Now that this thing is on shelves, I can share my top five reasons to get Call of the Wild :

  1. A Cry for Help: the investigators must cross-interview three non-player characters to determine which one is the traitor, and eliminate him/her. If they pick the wrong character, they doom Massachusetts to a horrible fate…
  2. The Stars Aligned: the celestial window for the cultist ritual is closing! The keeper must send forth his minions to steal ritual items from the investigators! Once he has them, the keeper must arrange them in the correct way to complete the ritual. If the investigators cannot guess what the correct arrangement is, they need to hope that the window of time runs out…
  3. The Mind's Veil: the investigators awaken in the middle of an unknown woodland. They must explore and reveal randomized terrain, and try to escape their woodland prison… but, for reasons unknown, it's not so simple as just walking out!
  4. The Dunwich Horror: investigators must convince Zebulon Whateley to aid them in stopping the local cult ritual from getting out of hand. To awaken the Horror, the keeper's cultists must find and collect the ritual items , but then has to try to determine their correct arrangement—only the investigators know for certain!
  5. A Matter of Trust: the investigators work together—there is no keeper player —to survive the onslaught of monsters and their own psychoses to make it through the night alive…

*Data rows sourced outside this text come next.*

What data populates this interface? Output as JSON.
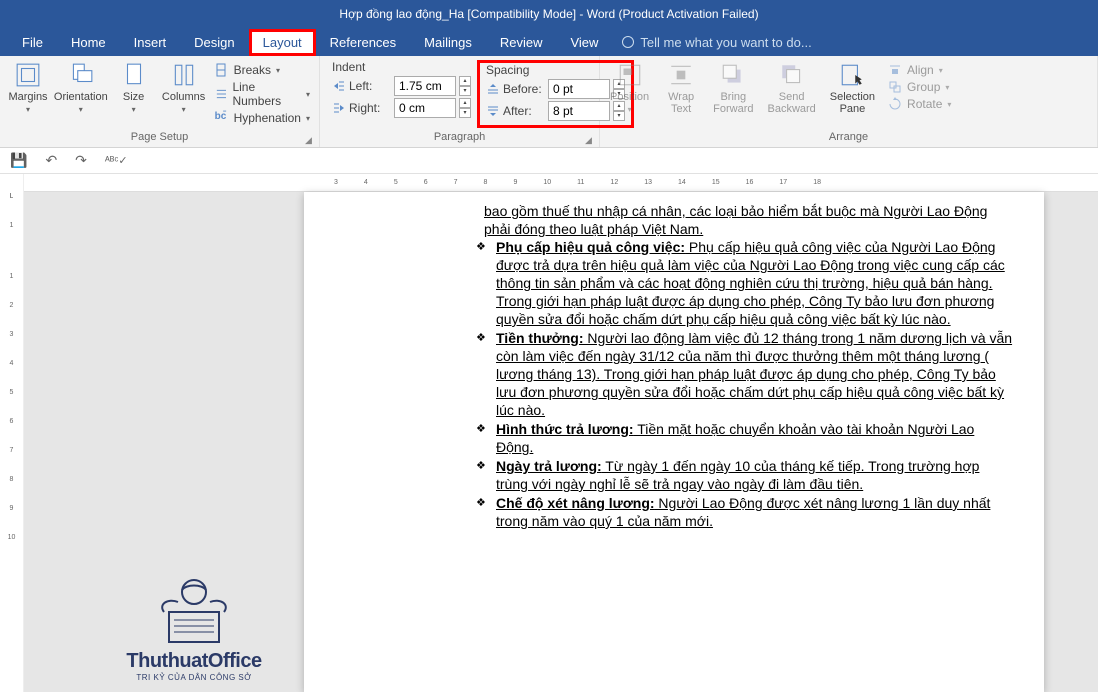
{
  "title": "Hợp đồng lao động_Ha  [Compatibility Mode] - Word (Product Activation Failed)",
  "menu": {
    "file": "File",
    "home": "Home",
    "insert": "Insert",
    "design": "Design",
    "layout": "Layout",
    "references": "References",
    "mailings": "Mailings",
    "review": "Review",
    "view": "View",
    "tellme": "Tell me what you want to do..."
  },
  "ribbon": {
    "page_setup": {
      "label": "Page Setup",
      "margins": "Margins",
      "orientation": "Orientation",
      "size": "Size",
      "columns": "Columns",
      "breaks": "Breaks",
      "line_numbers": "Line Numbers",
      "hyphenation": "Hyphenation"
    },
    "paragraph": {
      "label": "Paragraph",
      "indent": "Indent",
      "spacing": "Spacing",
      "left": "Left:",
      "right": "Right:",
      "before": "Before:",
      "after": "After:",
      "left_val": "1.75 cm",
      "right_val": "0 cm",
      "before_val": "0 pt",
      "after_val": "8 pt"
    },
    "arrange": {
      "label": "Arrange",
      "position": "Position",
      "wrap": "Wrap\nText",
      "bring": "Bring\nForward",
      "send": "Send\nBackward",
      "selection": "Selection\nPane",
      "align": "Align",
      "group": "Group",
      "rotate": "Rotate"
    }
  },
  "doc": {
    "frag_top": "bao gồm thuế thu nhập cá nhân, các loại bảo hiểm bắt buộc mà Người Lao Động phải đóng theo luật pháp Việt Nam.",
    "items": [
      {
        "head": "Phụ cấp hiệu quả công việc:",
        "body": " Phụ cấp hiệu quả công việc của Người Lao Động được trả dựa trên hiệu quả làm việc của Người Lao Động trong việc cung cấp các thông tin sản phẩm và các hoạt động nghiên cứu thị trường, hiệu quả bán hàng. Trong giới hạn pháp luật được áp dụng cho phép, Công Ty bảo lưu đơn phương quyền sửa đổi hoặc chấm dứt phụ cấp hiệu quả công việc bất kỳ lúc nào."
      },
      {
        "head": "Tiền thưởng:",
        "body": " Người lao động làm việc đủ 12 tháng trong 1 năm dương lịch và vẫn còn làm việc đến ngày 31/12 của năm thì được thưởng thêm một tháng lương ( lương tháng 13). Trong giới hạn pháp luật được áp dụng cho phép, Công Ty bảo lưu đơn phương quyền sửa đổi hoặc chấm dứt phụ cấp hiệu quả công việc bất kỳ lúc nào."
      },
      {
        "head": "Hình thức trả lương:",
        "body": " Tiền mặt hoặc chuyển khoản vào tài khoản Người Lao Động."
      },
      {
        "head": "Ngày trả lương:",
        "body": " Từ ngày 1 đến ngày 10 của tháng kế tiếp. Trong trường hợp trùng với ngày nghỉ lễ sẽ trả ngay vào ngày đi làm đầu tiên."
      },
      {
        "head": "Chế độ xét nâng lương:",
        "body": " Người Lao Động được xét nâng lương 1 lần duy nhất trong năm vào quý 1 của năm mới."
      }
    ]
  },
  "watermark": {
    "name": "ThuthuatOffice",
    "sub": "TRI KỶ CỦA DÂN CÔNG SỞ"
  },
  "ruler_h": [
    "3",
    "4",
    "5",
    "6",
    "7",
    "8",
    "9",
    "10",
    "11",
    "12",
    "13",
    "14",
    "15",
    "16",
    "17",
    "18"
  ],
  "ruler_v": [
    "1",
    "",
    "1",
    "2",
    "3",
    "4",
    "5",
    "6",
    "7",
    "8",
    "9",
    "10"
  ]
}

I completely agree with this post! All of the scenarios are put together well and it is a nice change from killing all all my friends in a stuffy mansion…. er…

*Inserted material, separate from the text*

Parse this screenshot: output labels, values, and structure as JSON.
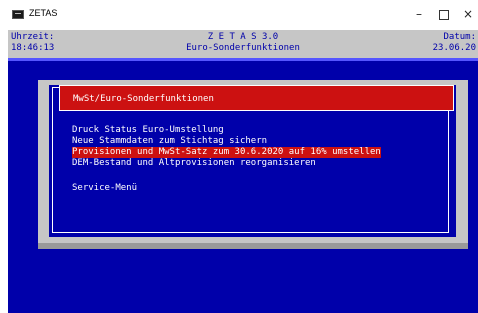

I would like to note that one of my favorite additions to the game from CoTW is that the 5th scenario has 2 potential maps, each with its own set of cards and everything is random. That, and I may sound silly for saying this, but it is nice to be able to play the scenario by myself as well. A single player game to test out some of the investigators is a great additon.

My group did A Matter of Trust last night, and it's really interesting. Highly recommend it.